Without seeing your tree in person it’s impossible to say what is causing the die back pictured. But listed here are some possible of the causes of such damage. Keep in mind that sometimes what we see on plants isn’t caused just by one thing, but a combination of two or more situations, so what you are seeing might be caused by one or more of the following:
1. Physical damage: If a branch is broken, bent, or otherwise damaged it can brown and die.
2. Borers or bark eaters: physical damage can also be caused by insects that bore into a stem, or by critters that eat the bark around a stem.
3. Drought: when a plant is growing in dry soil it may have die back on top since the roots dry up and there aren’t enough roots to sustain all the stems and leaves up top.
4. Vascular diseases: there are some diseases that cause the vascular system in a tree to shrink so that the water can’t flow from the roots up to the stems and leaves.
5. Bacterial Canker: One of the most destructive diseases in cherry trees – there is no cure.
Without culturing in a lab, and seeing the plant and the soil surrounding etc, it’s impossible to know which one or more causes are the problem with your plant. But you, of course, want to know what you can do to help this tree in all ways possible. So here is what you can do:
1. If the stems that have brown leaves are dead, prune them off. If you don’t know yet if they are dead, wait until next spring and once the plant starts to break dormancy, prune off any branches that don’t have new life on them.
2. Look at the trunk of the tree carefully – if there are sunken areas, especially if there is sap dripping from those sunken areas, it’s probably canker and there is nothing to be done.

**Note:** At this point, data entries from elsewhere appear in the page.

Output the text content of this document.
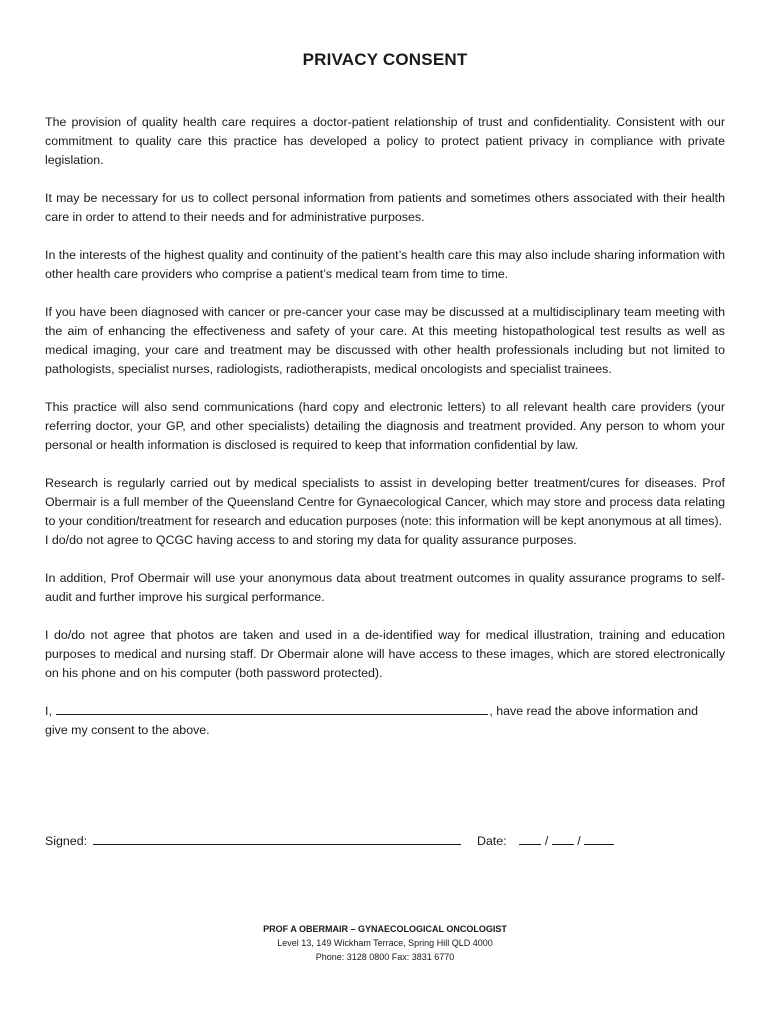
PRIVACY CONSENT

The provision of quality health care requires a doctor-patient relationship of trust and confidentiality. Consistent with our commitment to quality care this practice has developed a policy to protect patient privacy in compliance with private legislation.

It may be necessary for us to collect personal information from patients and sometimes others associated with their health care in order to attend to their needs and for administrative purposes.

In the interests of the highest quality and continuity of the patient’s health care this may also include sharing information with other health care providers who comprise a patient’s medical team from time to time.

If you have been diagnosed with cancer or pre-cancer your case may be discussed at a multidisciplinary team meeting with the aim of enhancing the effectiveness and safety of your care. At this meeting histopathological test results as well as medical imaging, your care and treatment may be discussed with other health professionals including but not limited to pathologists, specialist nurses, radiologists, radiotherapists, medical oncologists and specialist trainees.

This practice will also send communications (hard copy and electronic letters) to all relevant health care providers (your referring doctor, your GP, and other specialists) detailing the diagnosis and treatment provided. Any person to whom your personal or health information is disclosed is required to keep that information confidential by law.

Research is regularly carried out by medical specialists to assist in developing better treatment/cures for diseases. Prof Obermair is a full member of the Queensland Centre for Gynaecological Cancer, which may store and process data relating to your condition/treatment for research and education purposes (note: this information will be kept anonymous at all times).

I do/do not agree to QCGC having access to and storing my data for quality assurance purposes.

In addition, Prof Obermair will use your anonymous data about treatment outcomes in quality assurance programs to self-audit and further improve his surgical performance.

I do/do not agree that photos are taken and used in a de-identified way for medical illustration, training and education purposes to medical and nursing staff. Dr Obermair alone will have access to these images, which are stored electronically on his phone and on his computer (both password protected).

I,	, have read the above information and

give my consent to the above.

Signed:	Date:	/ /
PROF A OBERMAIR – GYNAECOLOGICAL ONCOLOGIST
Level 13, 149 Wickham Terrace, Spring Hill QLD 4000
Phone: 3128 0800 Fax: 3831 6770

3. Look at the stems that have wilted carefully: are there any holes or scrapped bark where the die back starts? If so, prune off these branches and throw away.
4. Next year after the plant starts to leaf out, watch for new signs of wilting. At the first sign, take a branch into your local cooperative extension or garden center to see if they can identify the problem. Don’t take in branches that are already dead as it’s difficult without lab culture to see what the problem is once the area has died. Try to take in samples of the problem just starting.
Cherry trees are prone to numerous problems in this area, both diseases and insects. If your tree dies, pick some other variety of tree to replace it.